CITY OF THE LIVING DEAD (1980)
Lucio Fulci
Par Alexandre Fontaine Rousseau
S'inspirant très librement des écrits de l'auteur H.P.
Lovecraft - seul le nom de Dunwich et quelques vagues références
narratives l'y rattachent réellement - le réalisateur
italien Lucio Fulci entamait avec City of the Living Dead (Paura
nella cità dei morti viventi) ce qu'il prévoyait
être une trilogie sur « les sept portes de l'enfer »;
The Beyond (El tu vivrai nel terrore - L'aldilà)

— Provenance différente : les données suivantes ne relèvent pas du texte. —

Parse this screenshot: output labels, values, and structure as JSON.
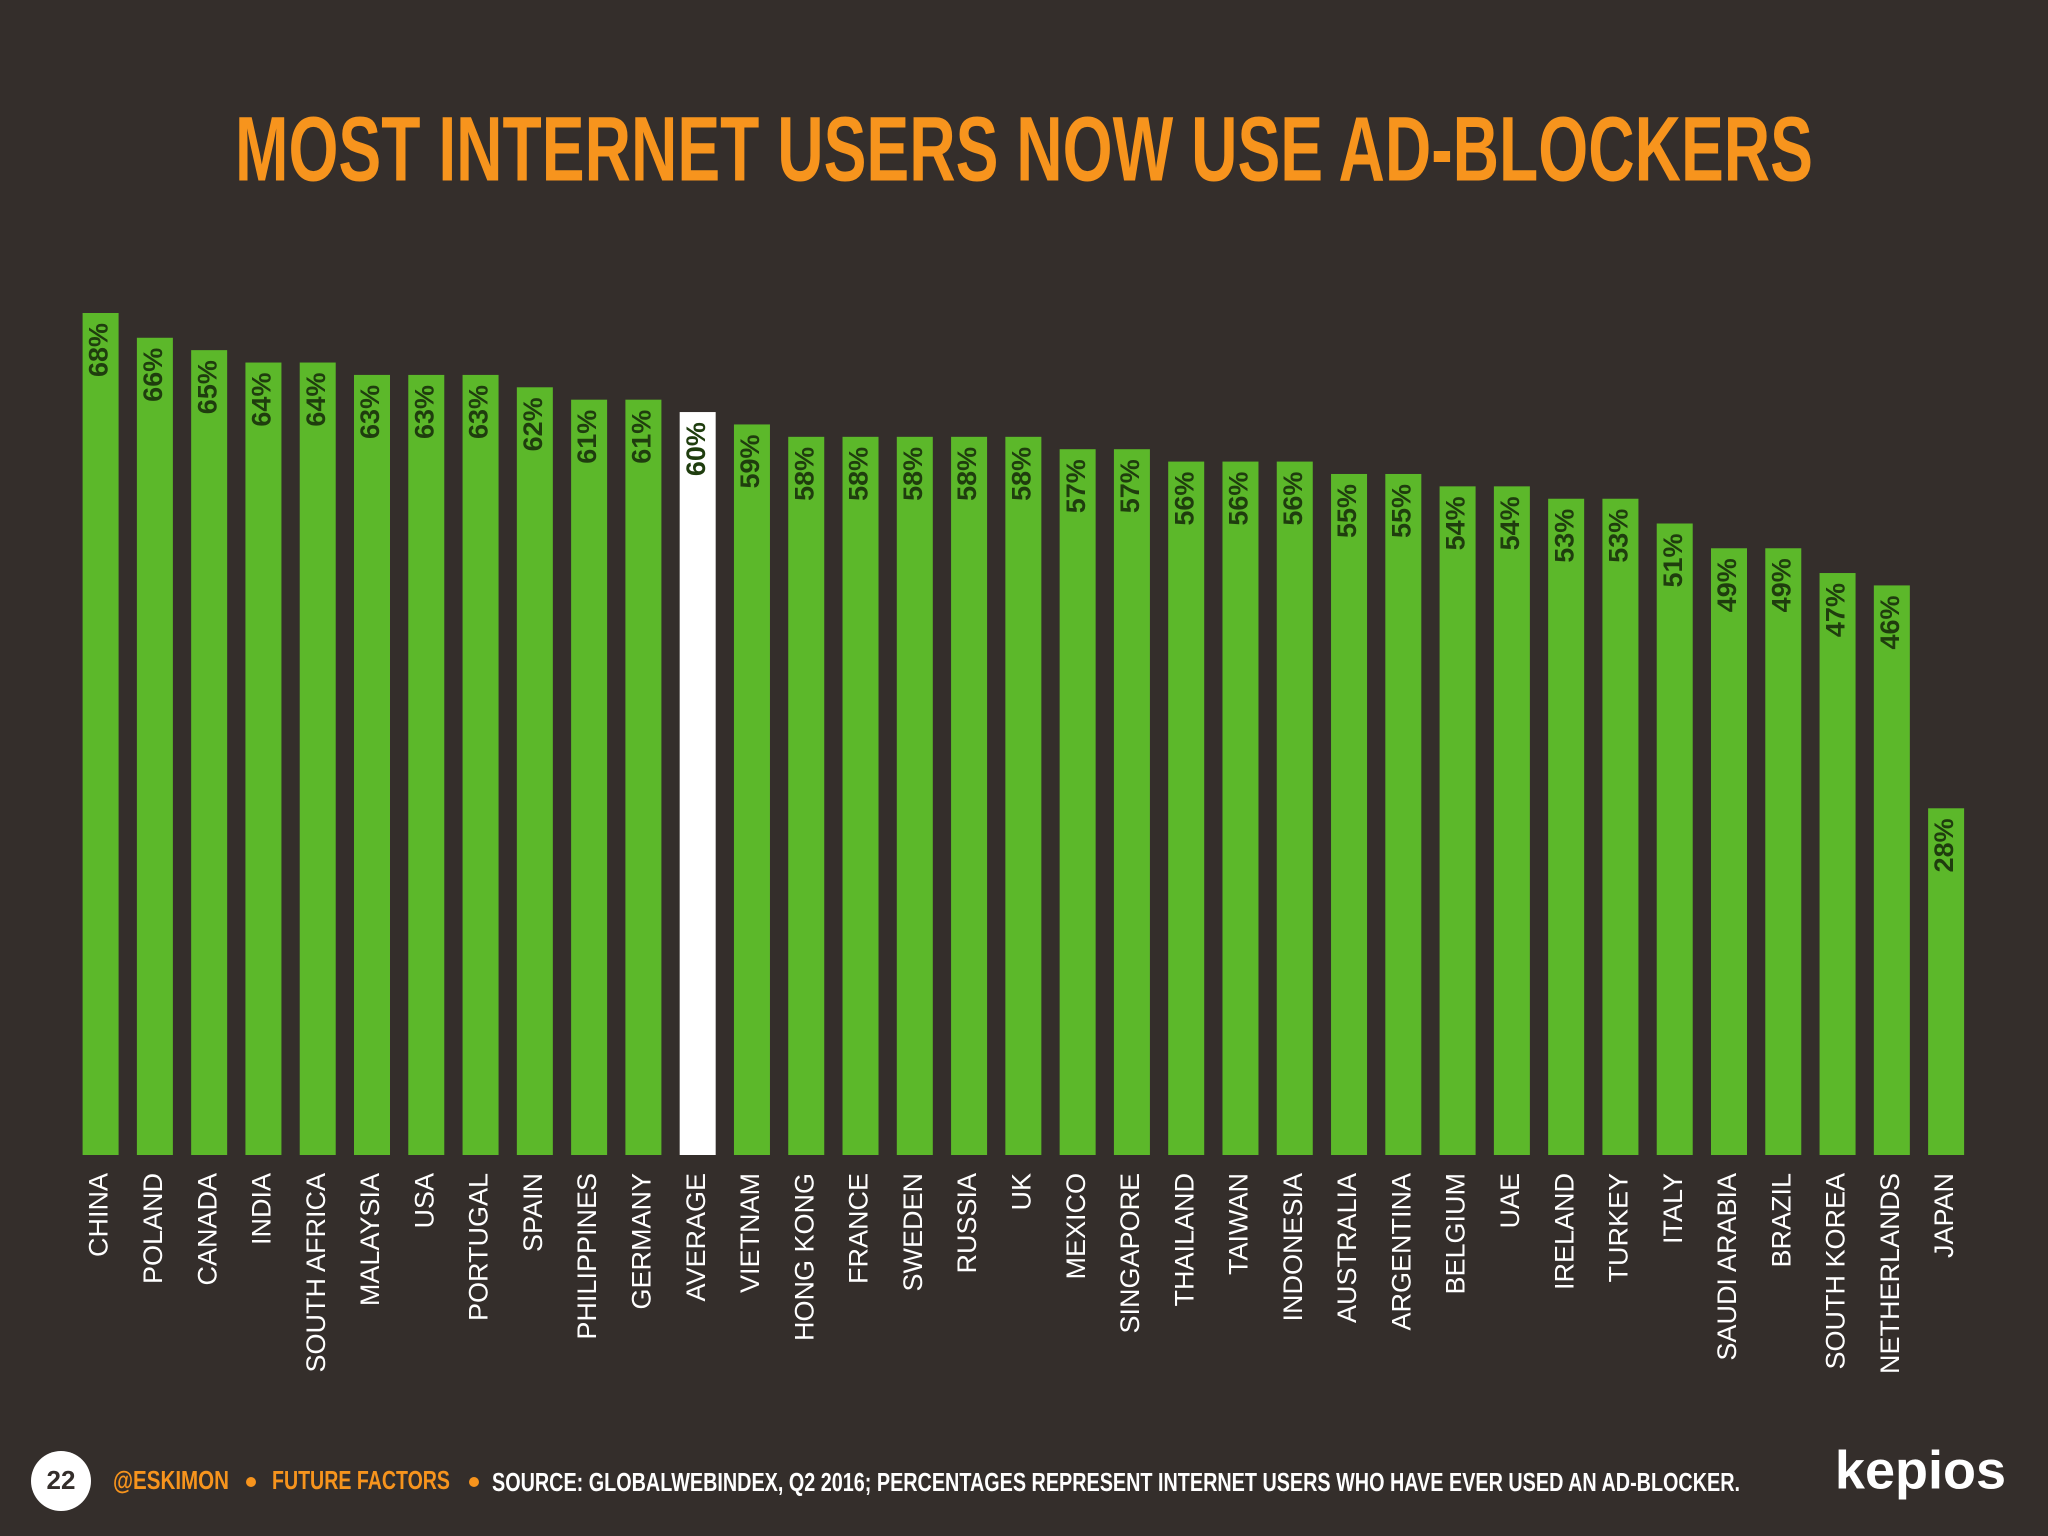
{
  "chart_data": {
    "type": "bar",
    "title": "MOST INTERNET USERS NOW USE AD-BLOCKERS",
    "categories": [
      "CHINA",
      "POLAND",
      "CANADA",
      "INDIA",
      "SOUTH AFRICA",
      "MALAYSIA",
      "USA",
      "PORTUGAL",
      "SPAIN",
      "PHILIPPINES",
      "GERMANY",
      "AVERAGE",
      "VIETNAM",
      "HONG KONG",
      "FRANCE",
      "SWEDEN",
      "RUSSIA",
      "UK",
      "MEXICO",
      "SINGAPORE",
      "THAILAND",
      "TAIWAN",
      "INDONESIA",
      "AUSTRALIA",
      "ARGENTINA",
      "BELGIUM",
      "UAE",
      "IRELAND",
      "TURKEY",
      "ITALY",
      "SAUDI ARABIA",
      "BRAZIL",
      "SOUTH KOREA",
      "NETHERLANDS",
      "JAPAN"
    ],
    "values": [
      68,
      66,
      65,
      64,
      64,
      63,
      63,
      63,
      62,
      61,
      61,
      60,
      59,
      58,
      58,
      58,
      58,
      58,
      57,
      57,
      56,
      56,
      56,
      55,
      55,
      54,
      54,
      53,
      53,
      51,
      49,
      49,
      47,
      46,
      28
    ],
    "value_labels": [
      "68%",
      "66%",
      "65%",
      "64%",
      "64%",
      "63%",
      "63%",
      "63%",
      "62%",
      "61%",
      "61%",
      "60%",
      "59%",
      "58%",
      "58%",
      "58%",
      "58%",
      "58%",
      "57%",
      "57%",
      "56%",
      "56%",
      "56%",
      "55%",
      "55%",
      "54%",
      "54%",
      "53%",
      "53%",
      "51%",
      "49%",
      "49%",
      "47%",
      "46%",
      "28%"
    ],
    "colors": [
      "#5cb82a",
      "#5cb82a",
      "#5cb82a",
      "#5cb82a",
      "#5cb82a",
      "#5cb82a",
      "#5cb82a",
      "#5cb82a",
      "#5cb82a",
      "#5cb82a",
      "#5cb82a",
      "#ffffff",
      "#5cb82a",
      "#5cb82a",
      "#5cb82a",
      "#5cb82a",
      "#5cb82a",
      "#5cb82a",
      "#5cb82a",
      "#5cb82a",
      "#5cb82a",
      "#5cb82a",
      "#5cb82a",
      "#5cb82a",
      "#5cb82a",
      "#5cb82a",
      "#5cb82a",
      "#5cb82a",
      "#5cb82a",
      "#5cb82a",
      "#5cb82a",
      "#5cb82a",
      "#5cb82a",
      "#5cb82a",
      "#5cb82a"
    ],
    "ylim": [
      0,
      68
    ]
  },
  "footer": {
    "page": "22",
    "handle": "@ESKIMON",
    "series": "FUTURE FACTORS",
    "source": "SOURCE: GLOBALWEBINDEX, Q2 2016; PERCENTAGES REPRESENT INTERNET USERS WHO HAVE EVER USED AN AD-BLOCKER.",
    "logo": "kepios"
  }
}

allait lui faire suite en 1983, mais la saga envisagée ne serait
quant à elle jamais complétée. Presque systématiquement
inachevée, l'oeuvre de Fulci est une suite d'atterrissages forcés
et de catastrophes contrôlées qui ont déboulées
en salles dans une forme fragmentaire. Ses films, souvent incohérents,
ne tiennent généralement qu'à un fil narratif ténu;
ses ambitions apocalyptiques carrément épiques ne sont
qu'effleurées. Sa vision, quoique prometteuse, est insaisissable.
Malgré tout, son oeuvre fait l'objet d'un culte tenace. Au-delà
de sa valeur cinématographique réelle, sa vision complaisante
et grotesque de l'horreur a su faire vibrer la corde sensible des amateurs
de tripes et de goules en tous genres.
La pendaison d'un prêtre dans un cimetière provoque l'ouverture,
dans un petit village construit sur les ruines de Salem, de l'une des
fameuses sept portes de l'enfer. Bientôt, les habitants de la
municipalité assistent à d'étranges phénomènes
surnaturels. Les morts, quant à eux, reviennent à la vie
pour semer la terreur parmi la populace. S'inscrivant dans la lignée
des films de zombies toujours populaires à l'époque, City
of the Living Dead demeure assez imprécis quant à
la nature réelle de sa menace: ses monstres peuvent se matérialiser
à leur guise et disparaître à l'instar de fantômes,
terrasser leurs victimes par leur regard hypnotique à saveur
vampirique ou simplement leur arracher le cerveau pour satisfaire une
petite fringale de minuit. Ce sont les hybrides démoniaques d'à
peu près tout le bestiaire associé au cinéma d'épouvante.
À leur grand détriment, ils ont aussi hérité
du zombie sa démarche lente et ennuyante.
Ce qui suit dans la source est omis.